Australia’s Orocobre is paying $1.4 billion for smaller rival Galaxy Resources, a strategy designed to boost scale and help it grow faster in regions closer to customers.
“The next few years are going to be critical in terms of whether there’s enough available lithium supply, and that’s why you’re starting to see commodity prices start to ramp,” said Chris Berry, an independent lithium industry consultant.
The price gains helped Albemarle and other major producers, including China’s Ganfeng Lithium Co and SQM, post big gains in first-quarter profit and boost forecasts for the year.
Even China’s Tianqi Lithium Corp, saddled with debt due to years of low lithium prices, signaled that recovering demand should help it swing to a profit this year.

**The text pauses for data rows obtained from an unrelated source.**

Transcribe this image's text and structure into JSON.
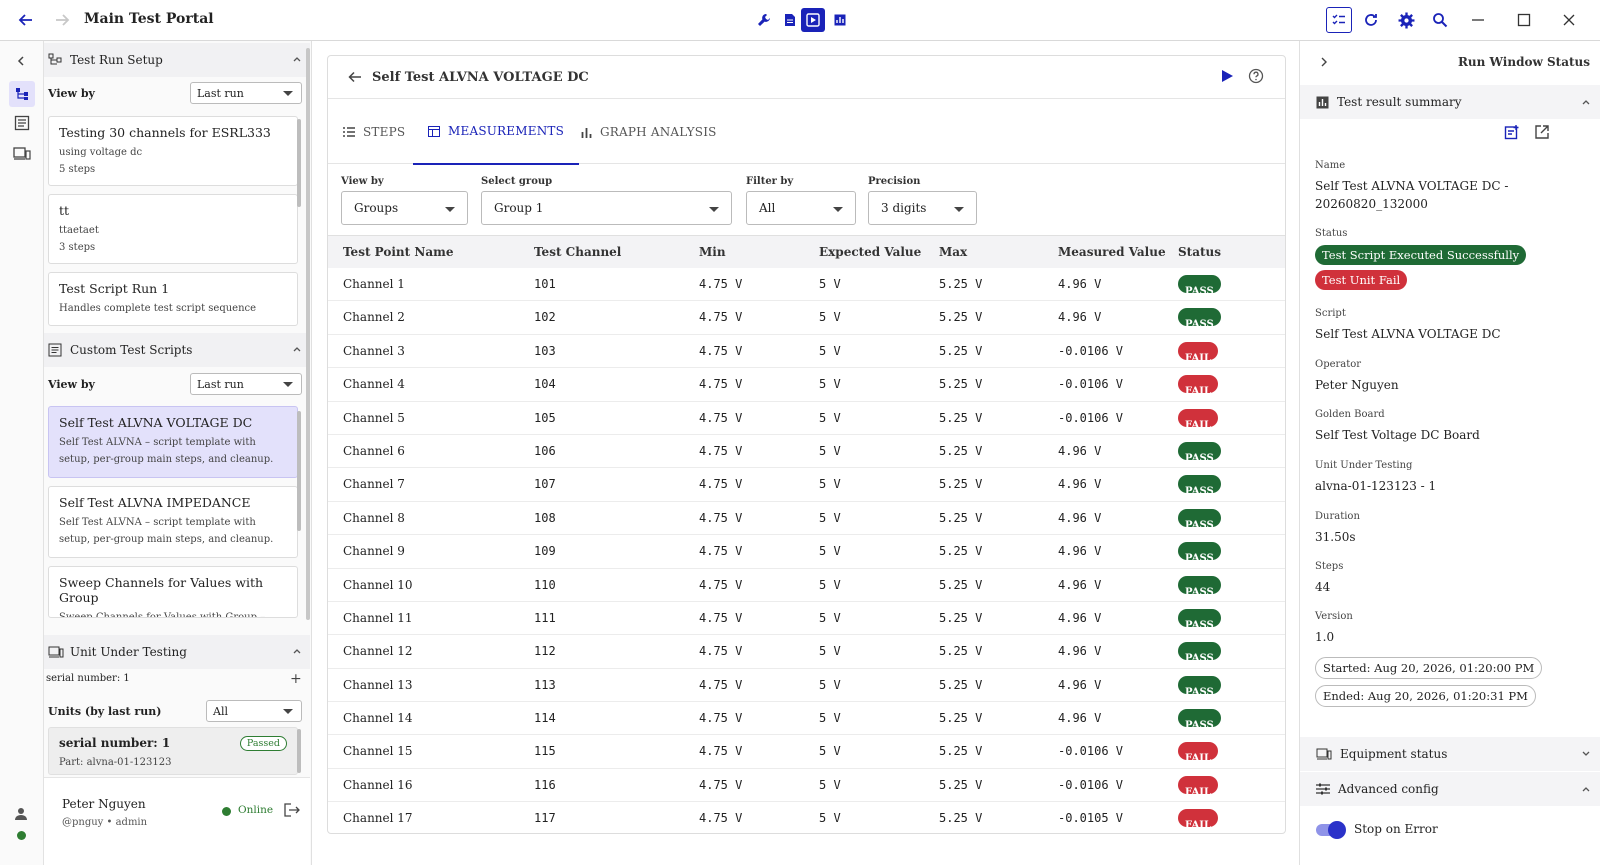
{
  "app": {
    "title": "Main Test Portal",
    "accent": "#1a23b8"
  },
  "toolbar_icons": [
    "wrench-icon",
    "document-icon",
    "run-window-icon",
    "chart-icon",
    "checklist-icon",
    "refresh-icon",
    "gear-icon",
    "search-icon",
    "minimize-icon",
    "maximize-icon",
    "close-icon"
  ],
  "left": {
    "setup": {
      "title": "Test Run Setup",
      "view_by_label": "View by",
      "view_by_value": "Last run",
      "cards": [
        {
          "title": "Testing 30 channels for ESRL333",
          "sub": "using voltage dc",
          "steps": "5 steps"
        },
        {
          "title": "tt",
          "sub": "ttaetaet",
          "steps": "3 steps"
        },
        {
          "title": "Test Script Run 1",
          "sub": "Handles complete test script sequence",
          "steps": ""
        }
      ]
    },
    "custom": {
      "title": "Custom Test Scripts",
      "view_by_label": "View by",
      "view_by_value": "Last run",
      "cards": [
        {
          "title": "Self Test ALVNA VOLTAGE DC",
          "sub": "Self Test ALVNA – script template with setup, per-group main steps, and cleanup."
        },
        {
          "title": "Self Test ALVNA IMPEDANCE",
          "sub": "Self Test ALVNA – script template with setup, per-group main steps, and cleanup."
        },
        {
          "title": "Sweep Channels for Values with Group",
          "sub": "Sweep Channels for Values with Group – script"
        }
      ]
    },
    "uut": {
      "title": "Unit Under Testing",
      "serial_line": "serial number: 1",
      "units_label": "Units (by last run)",
      "units_value": "All",
      "card_title": "serial number: 1",
      "card_badge": "Passed",
      "card_part": "Part: alvna-01-123123"
    },
    "user": {
      "name": "Peter Nguyen",
      "handle": "@pnguy • admin",
      "status": "Online"
    }
  },
  "main": {
    "title": "Self Test ALVNA VOLTAGE DC",
    "tabs": [
      {
        "label": "STEPS",
        "icon": "list-icon"
      },
      {
        "label": "MEASUREMENTS",
        "icon": "table-icon"
      },
      {
        "label": "GRAPH ANALYSIS",
        "icon": "bar-chart-icon"
      }
    ],
    "filters": {
      "view_by_label": "View by",
      "view_by_value": "Groups",
      "group_label": "Select group",
      "group_value": "Group 1",
      "filter_label": "Filter by",
      "filter_value": "All",
      "precision_label": "Precision",
      "precision_value": "3 digits"
    },
    "columns": [
      "Test Point Name",
      "Test Channel",
      "Min",
      "Expected Value",
      "Max",
      "Measured Value",
      "Status"
    ],
    "rows": [
      {
        "name": "Channel 1",
        "ch": "101",
        "min": "4.75 V",
        "exp": "5 V",
        "max": "5.25 V",
        "meas": "4.96 V",
        "status": "PASS"
      },
      {
        "name": "Channel 2",
        "ch": "102",
        "min": "4.75 V",
        "exp": "5 V",
        "max": "5.25 V",
        "meas": "4.96 V",
        "status": "PASS"
      },
      {
        "name": "Channel 3",
        "ch": "103",
        "min": "4.75 V",
        "exp": "5 V",
        "max": "5.25 V",
        "meas": "-0.0106 V",
        "status": "FAIL"
      },
      {
        "name": "Channel 4",
        "ch": "104",
        "min": "4.75 V",
        "exp": "5 V",
        "max": "5.25 V",
        "meas": "-0.0106 V",
        "status": "FAIL"
      },
      {
        "name": "Channel 5",
        "ch": "105",
        "min": "4.75 V",
        "exp": "5 V",
        "max": "5.25 V",
        "meas": "-0.0106 V",
        "status": "FAIL"
      },
      {
        "name": "Channel 6",
        "ch": "106",
        "min": "4.75 V",
        "exp": "5 V",
        "max": "5.25 V",
        "meas": "4.96 V",
        "status": "PASS"
      },
      {
        "name": "Channel 7",
        "ch": "107",
        "min": "4.75 V",
        "exp": "5 V",
        "max": "5.25 V",
        "meas": "4.96 V",
        "status": "PASS"
      },
      {
        "name": "Channel 8",
        "ch": "108",
        "min": "4.75 V",
        "exp": "5 V",
        "max": "5.25 V",
        "meas": "4.96 V",
        "status": "PASS"
      },
      {
        "name": "Channel 9",
        "ch": "109",
        "min": "4.75 V",
        "exp": "5 V",
        "max": "5.25 V",
        "meas": "4.96 V",
        "status": "PASS"
      },
      {
        "name": "Channel 10",
        "ch": "110",
        "min": "4.75 V",
        "exp": "5 V",
        "max": "5.25 V",
        "meas": "4.96 V",
        "status": "PASS"
      },
      {
        "name": "Channel 11",
        "ch": "111",
        "min": "4.75 V",
        "exp": "5 V",
        "max": "5.25 V",
        "meas": "4.96 V",
        "status": "PASS"
      },
      {
        "name": "Channel 12",
        "ch": "112",
        "min": "4.75 V",
        "exp": "5 V",
        "max": "5.25 V",
        "meas": "4.96 V",
        "status": "PASS"
      },
      {
        "name": "Channel 13",
        "ch": "113",
        "min": "4.75 V",
        "exp": "5 V",
        "max": "5.25 V",
        "meas": "4.96 V",
        "status": "PASS"
      },
      {
        "name": "Channel 14",
        "ch": "114",
        "min": "4.75 V",
        "exp": "5 V",
        "max": "5.25 V",
        "meas": "4.96 V",
        "status": "PASS"
      },
      {
        "name": "Channel 15",
        "ch": "115",
        "min": "4.75 V",
        "exp": "5 V",
        "max": "5.25 V",
        "meas": "-0.0106 V",
        "status": "FAIL"
      },
      {
        "name": "Channel 16",
        "ch": "116",
        "min": "4.75 V",
        "exp": "5 V",
        "max": "5.25 V",
        "meas": "-0.0106 V",
        "status": "FAIL"
      },
      {
        "name": "Channel 17",
        "ch": "117",
        "min": "4.75 V",
        "exp": "5 V",
        "max": "5.25 V",
        "meas": "-0.0105 V",
        "status": "FAIL"
      }
    ]
  },
  "right": {
    "title": "Run Window Status",
    "summary_title": "Test result summary",
    "name_label": "Name",
    "name_value": "Self Test ALVNA VOLTAGE DC - 20260820_132000",
    "status_label": "Status",
    "status_ok": "Test Script Executed Successfully",
    "status_bad": "Test Unit Fail",
    "script_label": "Script",
    "script_value": "Self Test ALVNA VOLTAGE DC",
    "operator_label": "Operator",
    "operator_value": "Peter Nguyen",
    "golden_label": "Golden Board",
    "golden_value": "Self Test Voltage DC Board",
    "uut_label": "Unit Under Testing",
    "uut_value": "alvna-01-123123 - 1",
    "duration_label": "Duration",
    "duration_value": "31.50s",
    "steps_label": "Steps",
    "steps_value": "44",
    "version_label": "Version",
    "version_value": "1.0",
    "started": "Started: Aug 20, 2026, 01:20:00 PM",
    "ended": "Ended: Aug 20, 2026, 01:20:31 PM",
    "equipment_title": "Equipment status",
    "advanced_title": "Advanced config",
    "stop_on_error": "Stop on Error"
  }
}
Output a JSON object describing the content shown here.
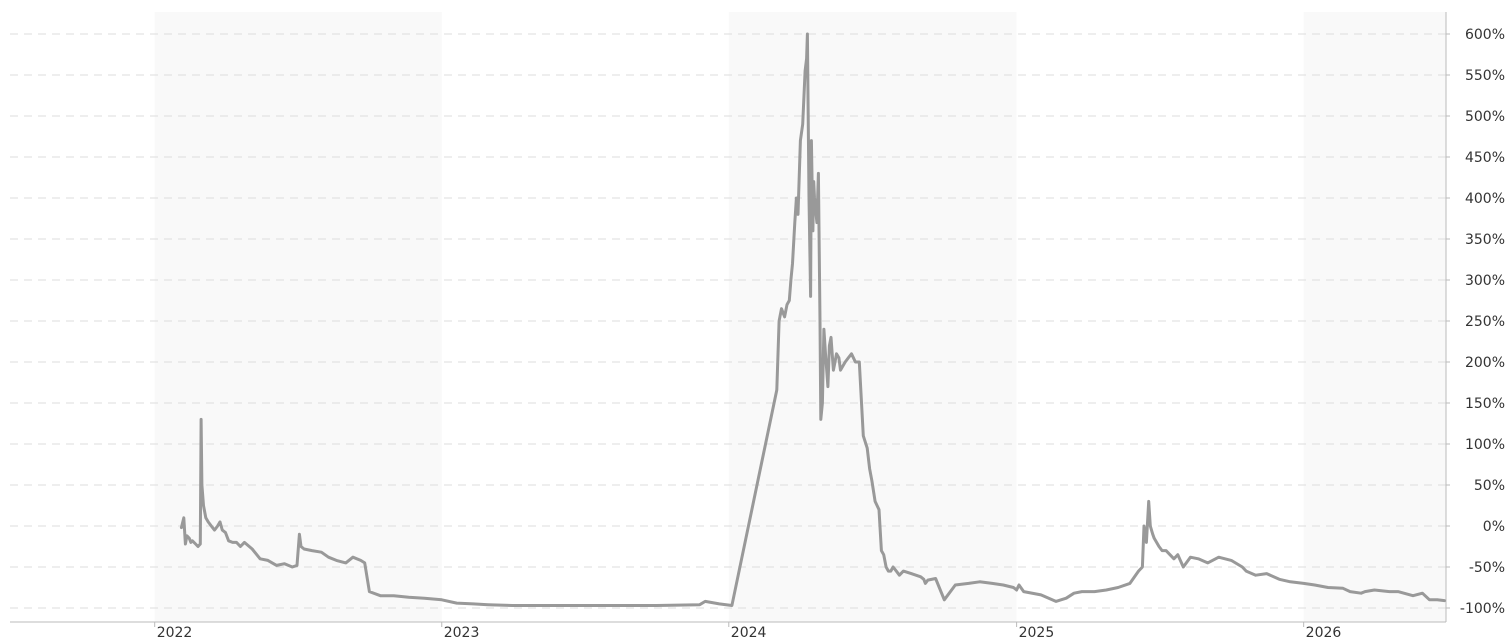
{
  "chart_data": {
    "type": "line",
    "title": "",
    "xlabel": "",
    "ylabel": "",
    "x_tick_labels": [
      "2022",
      "2023",
      "2024",
      "2025",
      "2026"
    ],
    "y_tick_labels": [
      "600%",
      "550%",
      "500%",
      "450%",
      "400%",
      "350%",
      "300%",
      "250%",
      "200%",
      "150%",
      "100%",
      "50%",
      "0%",
      "-50%",
      "-100%"
    ],
    "y_ticks": [
      600,
      550,
      500,
      450,
      400,
      350,
      300,
      250,
      200,
      150,
      100,
      50,
      0,
      -50,
      -100
    ],
    "xlim": [
      "2021-07-01",
      "2026-07-01"
    ],
    "ylim": [
      -110,
      620
    ],
    "grid": true,
    "legend": "none",
    "line_color": "#999999",
    "band_color": "#f9f9f9",
    "shaded_years": [
      "2022",
      "2024",
      "2026"
    ],
    "series": [
      {
        "x": [
          "2022-02-04",
          "2022-02-07",
          "2022-02-09",
          "2022-02-11",
          "2022-02-14",
          "2022-02-16",
          "2022-02-18",
          "2022-02-22",
          "2022-02-25",
          "2022-02-28",
          "2022-03-01",
          "2022-03-02",
          "2022-03-04",
          "2022-03-07",
          "2022-03-10",
          "2022-03-14",
          "2022-03-18",
          "2022-03-22",
          "2022-03-25",
          "2022-03-28",
          "2022-04-01",
          "2022-04-05",
          "2022-04-10",
          "2022-04-15",
          "2022-04-20",
          "2022-04-25",
          "2022-05-05",
          "2022-05-15",
          "2022-05-25",
          "2022-06-05",
          "2022-06-15",
          "2022-06-25",
          "2022-07-01",
          "2022-07-04",
          "2022-07-06",
          "2022-07-10",
          "2022-07-20",
          "2022-08-01",
          "2022-08-10",
          "2022-08-20",
          "2022-09-01",
          "2022-09-10",
          "2022-09-20",
          "2022-09-25",
          "2022-10-01",
          "2022-10-15",
          "2022-11-01",
          "2022-11-20",
          "2022-12-10",
          "2023-01-01",
          "2023-01-20",
          "2023-02-10",
          "2023-03-01",
          "2023-04-01",
          "2023-06-01",
          "2023-08-01",
          "2023-10-01",
          "2023-11-25",
          "2023-12-02",
          "2023-12-20",
          "2024-01-05",
          "2024-03-02",
          "2024-03-05",
          "2024-03-08",
          "2024-03-12",
          "2024-03-15",
          "2024-03-18",
          "2024-03-20",
          "2024-03-22",
          "2024-03-25",
          "2024-03-27",
          "2024-03-29",
          "2024-04-01",
          "2024-04-04",
          "2024-04-07",
          "2024-04-09",
          "2024-04-10",
          "2024-04-12",
          "2024-04-14",
          "2024-04-15",
          "2024-04-17",
          "2024-04-18",
          "2024-04-19",
          "2024-04-22",
          "2024-04-24",
          "2024-04-26",
          "2024-04-27",
          "2024-04-29",
          "2024-05-01",
          "2024-05-03",
          "2024-05-06",
          "2024-05-08",
          "2024-05-10",
          "2024-05-13",
          "2024-05-15",
          "2024-05-17",
          "2024-05-20",
          "2024-05-22",
          "2024-05-25",
          "2024-05-28",
          "2024-06-01",
          "2024-06-05",
          "2024-06-10",
          "2024-06-15",
          "2024-06-20",
          "2024-06-25",
          "2024-06-28",
          "2024-07-01",
          "2024-07-05",
          "2024-07-10",
          "2024-07-13",
          "2024-07-16",
          "2024-07-19",
          "2024-07-22",
          "2024-07-25",
          "2024-07-28",
          "2024-08-01",
          "2024-08-05",
          "2024-08-10",
          "2024-08-20",
          "2024-09-01",
          "2024-09-05",
          "2024-09-07",
          "2024-09-10",
          "2024-09-20",
          "2024-10-01",
          "2024-10-15",
          "2024-11-01",
          "2024-11-15",
          "2024-12-01",
          "2024-12-15",
          "2024-12-28",
          "2025-01-01",
          "2025-01-04",
          "2025-01-10",
          "2025-02-01",
          "2025-02-20",
          "2025-03-05",
          "2025-03-15",
          "2025-03-25",
          "2025-04-10",
          "2025-04-25",
          "2025-05-10",
          "2025-05-25",
          "2025-06-05",
          "2025-06-10",
          "2025-06-12",
          "2025-06-15",
          "2025-06-18",
          "2025-06-20",
          "2025-06-23",
          "2025-06-25",
          "2025-06-28",
          "2025-07-01",
          "2025-07-05",
          "2025-07-10",
          "2025-07-20",
          "2025-07-25",
          "2025-08-01",
          "2025-08-10",
          "2025-08-20",
          "2025-09-01",
          "2025-09-15",
          "2025-10-01",
          "2025-10-15",
          "2025-10-20",
          "2025-11-01",
          "2025-11-15",
          "2025-12-01",
          "2025-12-15",
          "2026-01-01",
          "2026-01-15",
          "2026-02-01",
          "2026-02-20",
          "2026-03-01",
          "2026-03-15",
          "2026-03-20",
          "2026-04-01",
          "2026-04-20",
          "2026-05-01",
          "2026-05-20",
          "2026-06-01",
          "2026-06-10",
          "2026-06-20",
          "2026-06-29"
        ],
        "y": [
          -2,
          10,
          -22,
          -12,
          -15,
          -20,
          -18,
          -22,
          -25,
          -22,
          130,
          50,
          25,
          10,
          5,
          0,
          -5,
          0,
          5,
          -5,
          -8,
          -18,
          -20,
          -20,
          -25,
          -20,
          -28,
          -40,
          -42,
          -48,
          -46,
          -50,
          -48,
          -10,
          -25,
          -28,
          -30,
          -32,
          -38,
          -42,
          -45,
          -38,
          -42,
          -45,
          -80,
          -85,
          -85,
          -87,
          -88,
          -90,
          -94,
          -95,
          -96,
          -97,
          -97,
          -97,
          -97,
          -96,
          -92,
          -95,
          -97,
          166,
          250,
          265,
          255,
          270,
          275,
          300,
          320,
          370,
          400,
          380,
          470,
          490,
          555,
          570,
          600,
          400,
          280,
          470,
          360,
          420,
          400,
          370,
          430,
          250,
          130,
          150,
          240,
          210,
          170,
          220,
          230,
          190,
          200,
          210,
          205,
          190,
          195,
          200,
          205,
          210,
          200,
          200,
          110,
          95,
          70,
          55,
          30,
          20,
          -30,
          -35,
          -50,
          -55,
          -55,
          -50,
          -55,
          -60,
          -55,
          -58,
          -62,
          -65,
          -70,
          -66,
          -64,
          -90,
          -72,
          -70,
          -68,
          -70,
          -72,
          -75,
          -78,
          -72,
          -80,
          -84,
          -92,
          -88,
          -82,
          -80,
          -80,
          -78,
          -75,
          -70,
          -55,
          -50,
          0,
          -20,
          30,
          0,
          -10,
          -15,
          -20,
          -25,
          -30,
          -30,
          -40,
          -35,
          -50,
          -38,
          -40,
          -45,
          -38,
          -42,
          -50,
          -55,
          -60,
          -58,
          -65,
          -68,
          -70,
          -72,
          -75,
          -76,
          -80,
          -82,
          -80,
          -78,
          -80,
          -80,
          -85,
          -82,
          -90,
          -90,
          -91
        ]
      }
    ]
  }
}
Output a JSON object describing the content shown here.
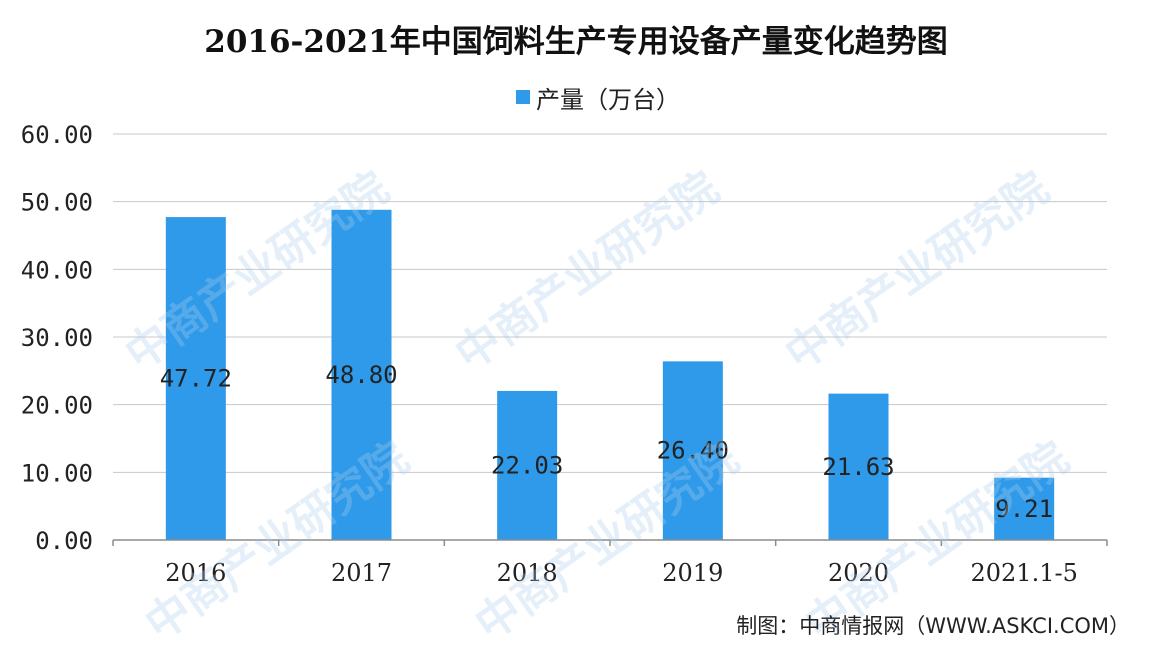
{
  "page": {
    "source_note": "制图：中商情报网（WWW.ASKCI.COM）",
    "watermark_text": "中商产业研究院"
  },
  "chart_data": {
    "type": "bar",
    "title": "2016-2021年中国饲料生产专用设备产量变化趋势图",
    "categories": [
      "2016",
      "2017",
      "2018",
      "2019",
      "2020",
      "2021.1-5"
    ],
    "series": [
      {
        "name": "产量（万台）",
        "color": "#2e9ae9",
        "values": [
          47.72,
          48.8,
          22.03,
          26.4,
          21.63,
          9.21
        ],
        "labels": [
          "47.72",
          "48.80",
          "22.03",
          "26.40",
          "21.63",
          "9.21"
        ]
      }
    ],
    "ylim": [
      0,
      60
    ],
    "yticks": [
      0,
      10,
      20,
      30,
      40,
      50,
      60
    ],
    "ytick_labels": [
      "0.00",
      "10.00",
      "20.00",
      "30.00",
      "40.00",
      "50.00",
      "60.00"
    ],
    "xlabel": "",
    "ylabel": "",
    "grid": true,
    "legend_position": "top-center"
  }
}
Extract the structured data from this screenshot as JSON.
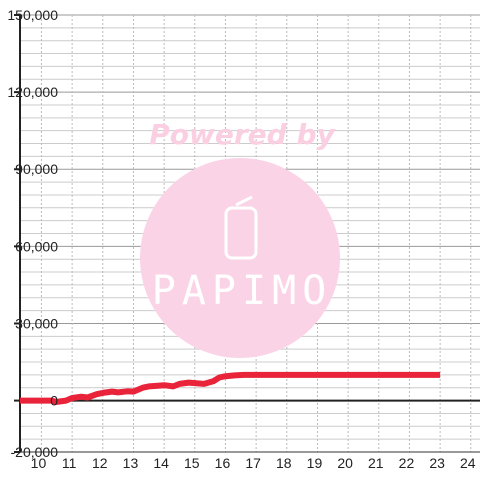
{
  "watermark": {
    "headline": "Powered by",
    "brand": "PAPIMO",
    "color": "#fbd3e6",
    "text_color": "#fbcfe2"
  },
  "chart_data": {
    "type": "line",
    "title": "",
    "xlabel": "",
    "ylabel": "",
    "grid": true,
    "xlim": [
      9.3,
      24.3
    ],
    "ylim": [
      -20000,
      150000
    ],
    "x_ticks": [
      10,
      11,
      12,
      13,
      14,
      15,
      16,
      17,
      18,
      19,
      20,
      21,
      22,
      23,
      24
    ],
    "x_tick_labels": [
      "10",
      "11",
      "12",
      "13",
      "14",
      "15",
      "16",
      "17",
      "18",
      "19",
      "20",
      "21",
      "22",
      "23",
      "24"
    ],
    "y_ticks": [
      -20000,
      0,
      30000,
      60000,
      90000,
      120000,
      150000
    ],
    "y_tick_labels": [
      "-20,000",
      "0",
      "30,000",
      "60,000",
      "90,000",
      "120,000",
      "150,000"
    ],
    "series": [
      {
        "color": "#e8233a",
        "x": [
          9.3,
          10.0,
          10.3,
          10.5,
          10.8,
          11.0,
          11.3,
          11.5,
          11.8,
          12.0,
          12.3,
          12.5,
          12.8,
          13.0,
          13.3,
          13.5,
          13.8,
          14.0,
          14.3,
          14.5,
          14.8,
          15.0,
          15.3,
          15.6,
          15.8,
          16.0,
          16.3,
          16.6,
          17.0,
          18.0,
          19.0,
          20.0,
          21.0,
          22.0,
          23.0
        ],
        "y": [
          0,
          0,
          0,
          -500,
          0,
          1000,
          1500,
          1200,
          2500,
          3000,
          3500,
          3200,
          3600,
          3500,
          5000,
          5500,
          5800,
          6000,
          5500,
          6500,
          7000,
          6800,
          6500,
          7500,
          9000,
          9500,
          9800,
          10000,
          10000,
          10000,
          10000,
          10000,
          10000,
          10000,
          10000
        ]
      }
    ]
  }
}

Forecasts call for demand for the white metals to surge from about 320,000 tonnes annually last year to more than 1 million tonnes annually by 2025, when many automakers plan to launch new EV fleets, according to Benchmark.
Still, demand is expected to outstrip supply in 2025 by more than 200,000 tonnes, so lithium prices may need to rise to encourage producers to build more mines. That could boost the prices consumers pay for EVs. “Companies across the lithium-ion supply chain are in the best position they’ve been in for the last 5 years,” said Pedro Palandrani of the Global X Lithium & Battery Technology ETF , which has doubled in value in the past year.